Saint 79. That dynamic of the Friary which is being the Saint is the embodying of the spirit depth of human existence and the manifestation of being itself. The Saint demands that the Friary suffer the pain of all humanity which he himself willingly suffers as a sign among men. In the midst of the Friary's struggle to stand before all that is, he becomes that reality. He is therefore the singular sign that no­thing can contain the significance of a man's existence and that no­thingness is the only reality there is. In relation to the Prophet, he shows the primacy of structuring the internal life, as the only means to the interior reserve needed to stand in the face of all opposition.
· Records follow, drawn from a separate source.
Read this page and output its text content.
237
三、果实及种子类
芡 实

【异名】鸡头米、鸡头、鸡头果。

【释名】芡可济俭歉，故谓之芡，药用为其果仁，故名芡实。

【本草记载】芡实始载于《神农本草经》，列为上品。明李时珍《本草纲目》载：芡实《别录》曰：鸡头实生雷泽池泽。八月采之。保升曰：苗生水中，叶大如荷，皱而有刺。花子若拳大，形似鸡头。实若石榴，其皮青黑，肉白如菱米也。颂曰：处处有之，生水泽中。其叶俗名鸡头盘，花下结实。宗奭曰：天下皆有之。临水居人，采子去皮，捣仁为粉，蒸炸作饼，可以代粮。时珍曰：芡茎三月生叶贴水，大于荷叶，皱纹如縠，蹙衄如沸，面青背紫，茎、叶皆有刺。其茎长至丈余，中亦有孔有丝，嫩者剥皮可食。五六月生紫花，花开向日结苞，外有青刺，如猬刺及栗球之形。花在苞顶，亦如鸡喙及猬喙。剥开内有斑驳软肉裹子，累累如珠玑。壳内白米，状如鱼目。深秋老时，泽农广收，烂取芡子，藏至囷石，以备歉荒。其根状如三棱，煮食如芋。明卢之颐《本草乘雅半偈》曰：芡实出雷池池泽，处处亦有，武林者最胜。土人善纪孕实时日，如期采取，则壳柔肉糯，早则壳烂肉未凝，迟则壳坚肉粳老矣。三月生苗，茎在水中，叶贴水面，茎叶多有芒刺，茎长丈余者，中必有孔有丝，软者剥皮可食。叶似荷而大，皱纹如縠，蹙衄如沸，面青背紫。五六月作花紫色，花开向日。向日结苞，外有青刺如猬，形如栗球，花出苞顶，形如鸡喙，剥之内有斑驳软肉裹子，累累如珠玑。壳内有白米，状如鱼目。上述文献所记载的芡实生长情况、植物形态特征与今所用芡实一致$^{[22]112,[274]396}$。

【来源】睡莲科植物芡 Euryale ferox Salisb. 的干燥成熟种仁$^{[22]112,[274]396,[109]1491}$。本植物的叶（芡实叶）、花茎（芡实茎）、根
The Saint impacts the Prophet with the absurd truth that significant human existence is possible precisely within the dehumanizing structures against which the Prophet speaks. He reveals to the Prophet that the only deed is the eschatalogical deed done on behalf of all men and for the sake of the future. To the Guru, the Saint is the moral man, living his life with total self­consciousness, thereby demanding that the Guru be what he evokes from other men. The Saint demonstrates the depths of responding to the Guru's word, thereby summoning from him still further insight

into the solitary life.

80. The Friary dynamic in the intentional religious demands new strategic structures to enable the function of the Friary. These might be a reordering of the Cadre member's relationship to time and space through patterns of sleep, study, and service. The creation of new religious rites that appropriate the wisdom of such activities as confession and penance offers the Friary new ways of giving form to its own spirit life. The same is true for the creation of new forms of symbolic acts such as solitary journeys and corporate offices.